The alpha-diversity and richness measurements were performed using the functions “diversity” and “rarefy” from the vegan package in R, with the subsample size of “rarefy” set to the minimum number of sequences detected in any sample. MDS ordination was performed with Bray-Curtis dissimilarity using the vegan package in R. Log-normalized abundance values for each taxon at the phyla, class, order, family and genus levels (RDP algorithm) or OTU were evaluated with a series of linear models and non-parametric tests. P-values were corrected for multiple hypothesis testing using B & H FDR correction27 with correction occurring separately for each test at each taxonomic level. To preserve power, statistical tests were only constructed for taxa that were present in at least 25% of all samples. All linear models and statistical tests were conducted in R. The R code used is available here: https://github.com/afodor/metagenomicsTools/blob/master/src/scripts/topeOneAtATime/metadataTests.txt

Each linear model took the form of:

$${\rm{Y}}={\rm{metadata}}+{\rm{error}}$$
(1)

Where “Y” is the alpha-diversity, richness, MDS axis or log normalized abundance and the metadata is the case/control status (for a two-factor one-way ANOVA), sex (for a two-factor one-way ANOVA), or race (white, black or other for a three-factor one-way ANOVA) or tics count (for a linear regression) or waist circumference (for a linear regression). As indicated in the text, non-parametric equivalents to linear models were used to generate p-values including the Wilcoxon test for two-factor metadata, Kruskal-Wallis test for multi-factor metadata, and the Kendall test for association of two quantitative variables.
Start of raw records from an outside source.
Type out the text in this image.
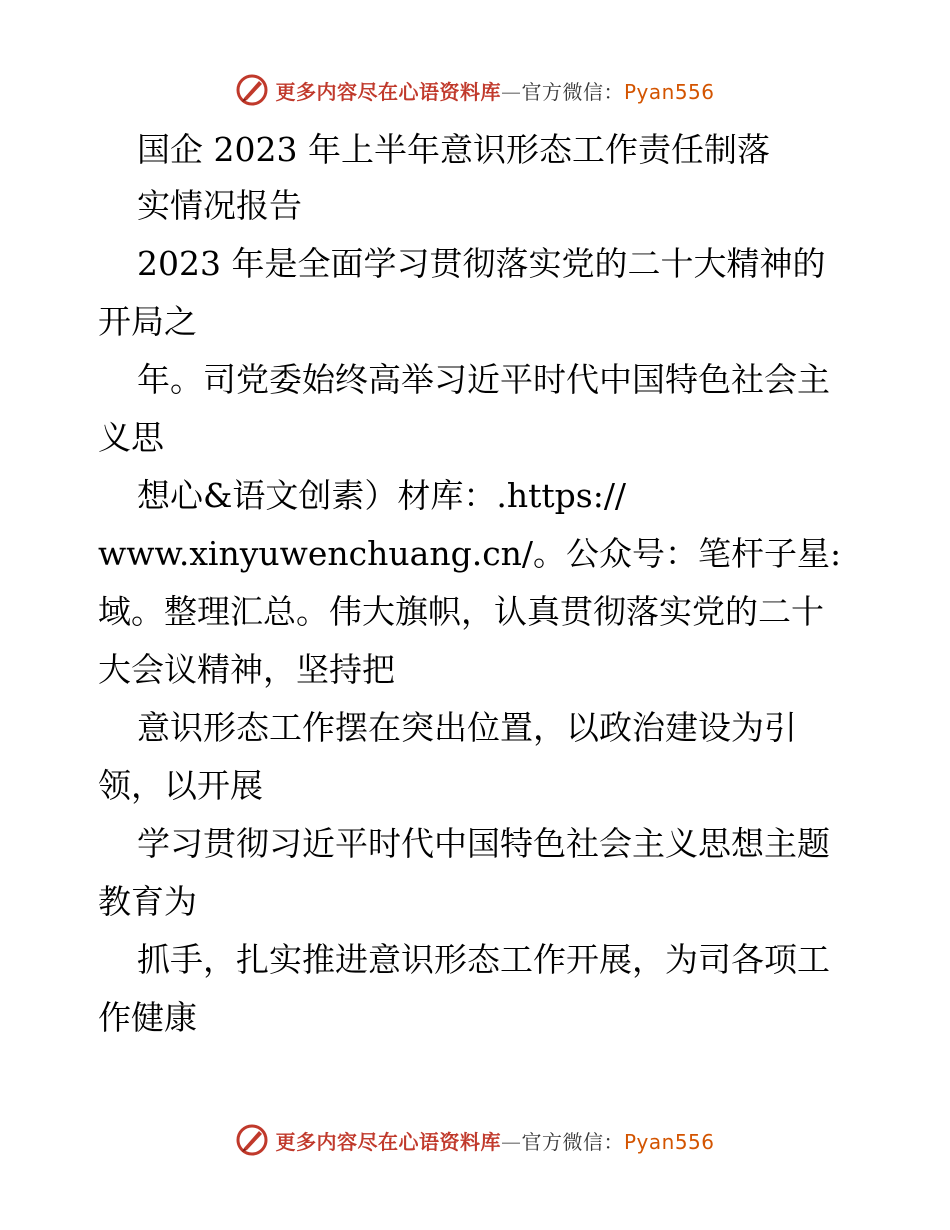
更多内容尽在心语资料库—官方微信：Pyan556
国企 2023 年上半年意识形态工作责任制落
实情况报告
2023 年是全面学习贯彻落实党的二十大精神的
开局之
年。司党委始终高举习近平时代中国特色社会主
义思
想心&语文创素）材库：.https://
www.xinyuwenchuang.cn/。公众号：笔杆子星:
域。整理汇总。伟大旗帜，认真贯彻落实党的二十
大会议精神，坚持把
意识形态工作摆在突出位置，以政治建设为引
领，以开展
学习贯彻习近平时代中国特色社会主义思想主题
教育为
抓手，扎实推进意识形态工作开展，为司各项工
作健康
更多内容尽在心语资料库—官方微信：Pyan556
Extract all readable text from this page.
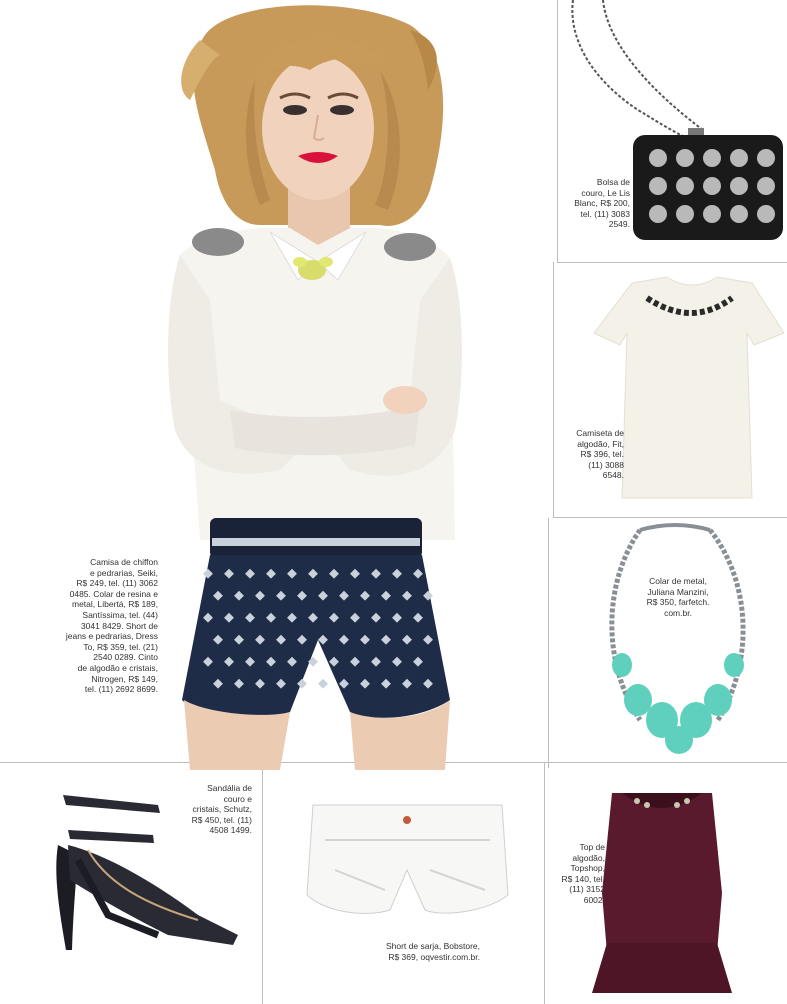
Bolsa de
couro, Le Lis
Blanc, R$ 200,
tel. (11) 3083
2549.
Camiseta de
algodão, Fit,
R$ 396, tel.
(11) 3088
6548.
Colar de metal,
Juliana Manzini,
R$ 350, farfetch.
com.br.
Camisa de chiffon
e pedrarias, Seiki,
R$ 249, tel. (11) 3062
0485. Colar de resina e
metal, Libertá, R$ 189,
Santíssima, tel. (44)
3041 8429. Short de
jeans e pedrarias, Dress
To, R$ 359, tel. (21)
2540 0289. Cinto
de algodão e cristais,
Nitrogen, R$ 149,
tel. (11) 2692 8699.
Sandália de
couro e
cristais, Schutz,
R$ 450, tel. (11)
4508 1499.
Short de sarja, Bobstore,
R$ 369, oqvestir.com.br.
Top de
algodão,
Topshop,
R$ 140, tel.
(11) 3152
6002.
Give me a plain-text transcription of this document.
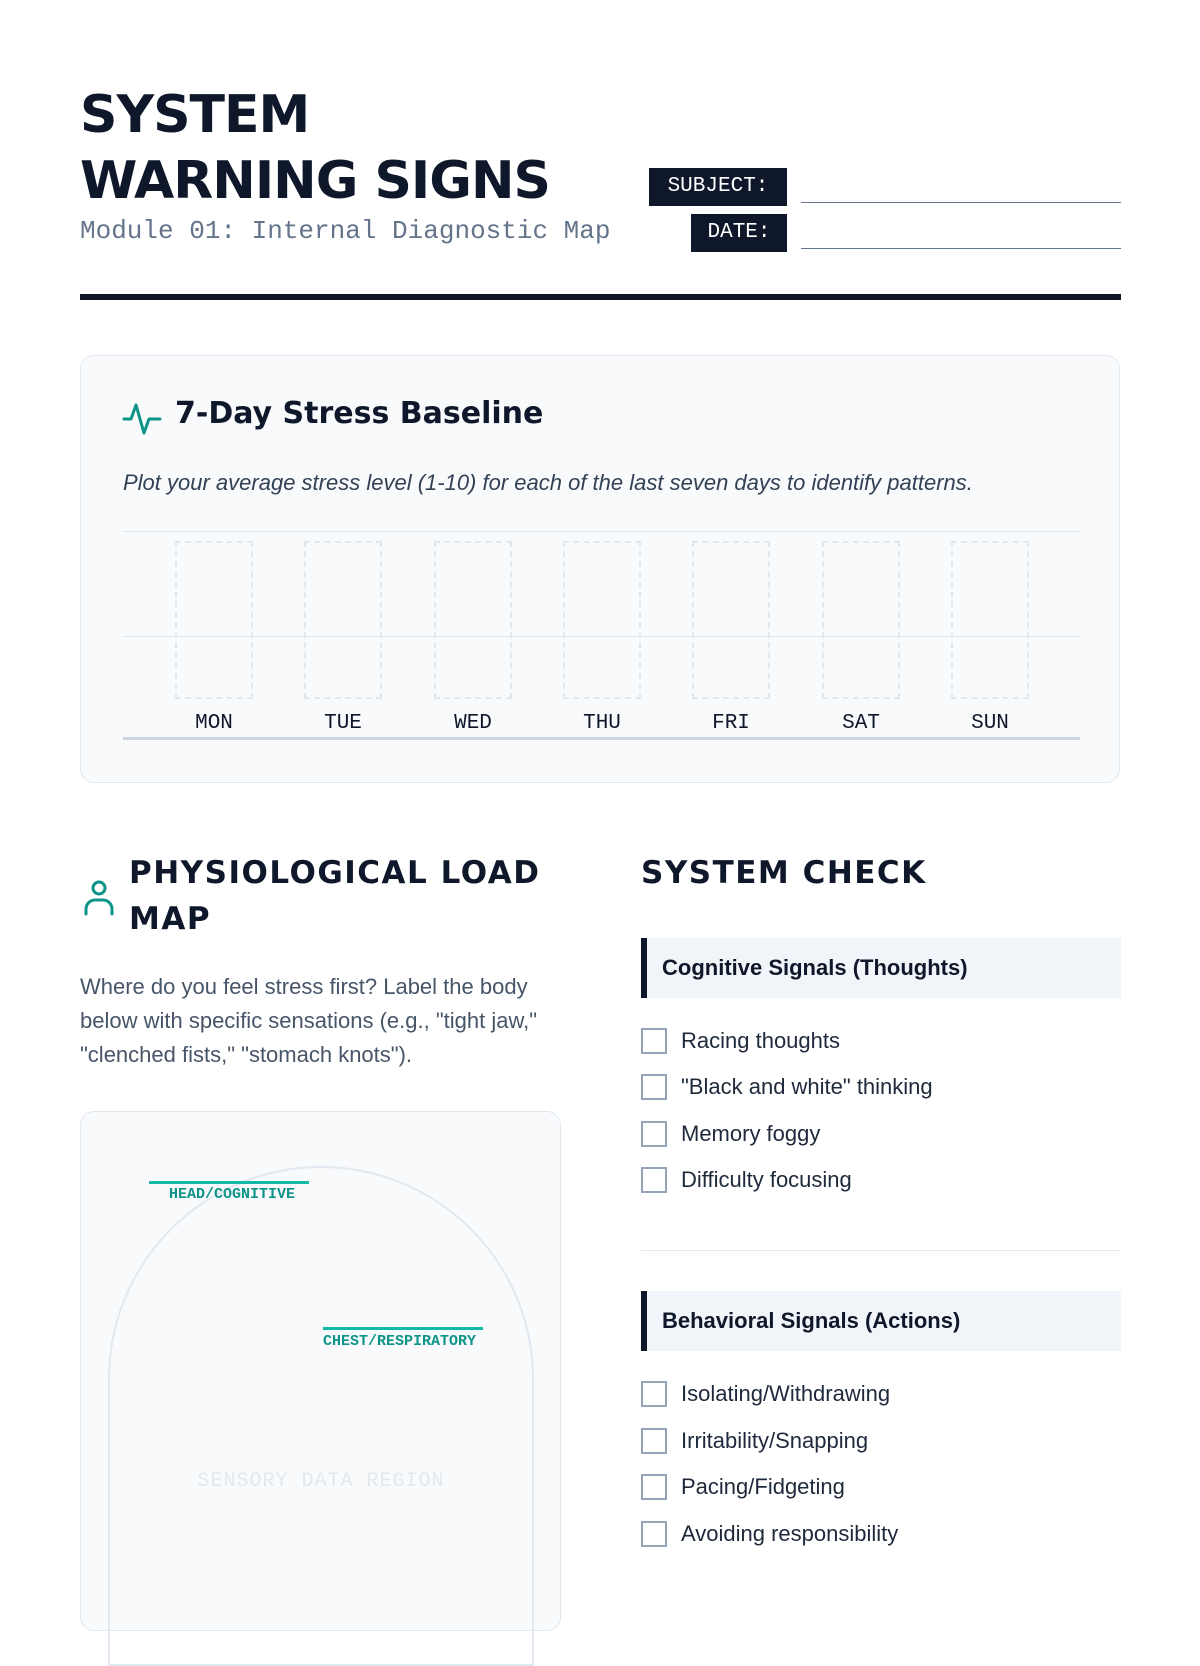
SYSTEM
WARNING SIGNS
Module 01: Internal Diagnostic Map
SUBJECT:
DATE:
7-Day Stress Baseline
Plot your average stress level (1-10) for each of the last seven days to identify patterns.
MON	TUE	WED	THU	FRI	SAT	SUN
PHYSIOLOGICAL LOAD MAP
Where do you feel stress first? Label the body below with specific sensations (e.g., "tight jaw," "clenched fists," "stomach knots").
HEAD/COGNITIVE
CHEST/RESPIRATORY
SENSORY DATA REGION
SYSTEM CHECK
Cognitive Signals (Thoughts)
Racing thoughts
"Black and white" thinking
Memory foggy
Difficulty focusing
Behavioral Signals (Actions)
Isolating/Withdrawing
Irritability/Snapping
Pacing/Fidgeting
Avoiding responsibility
In order to ensure that our results were not a consequence of our use of the RDP algorithm, we performed t-tests comparing case and control status for each taxa at the genus level with both the RDP algorithm and with the OTUs from the QIIME pipeline. The inference produced from these two classification schemes was highly concordant (Supplementary Fig. 1) demonstrating that our results are robust to our choice of classification scheme.

Data Availability

The datasets generated from this study are available from the corresponding author on request. Raw sequences are available in the NCBI SRA data repository via submission SUB3467354 under Bioproject PRJNA429136.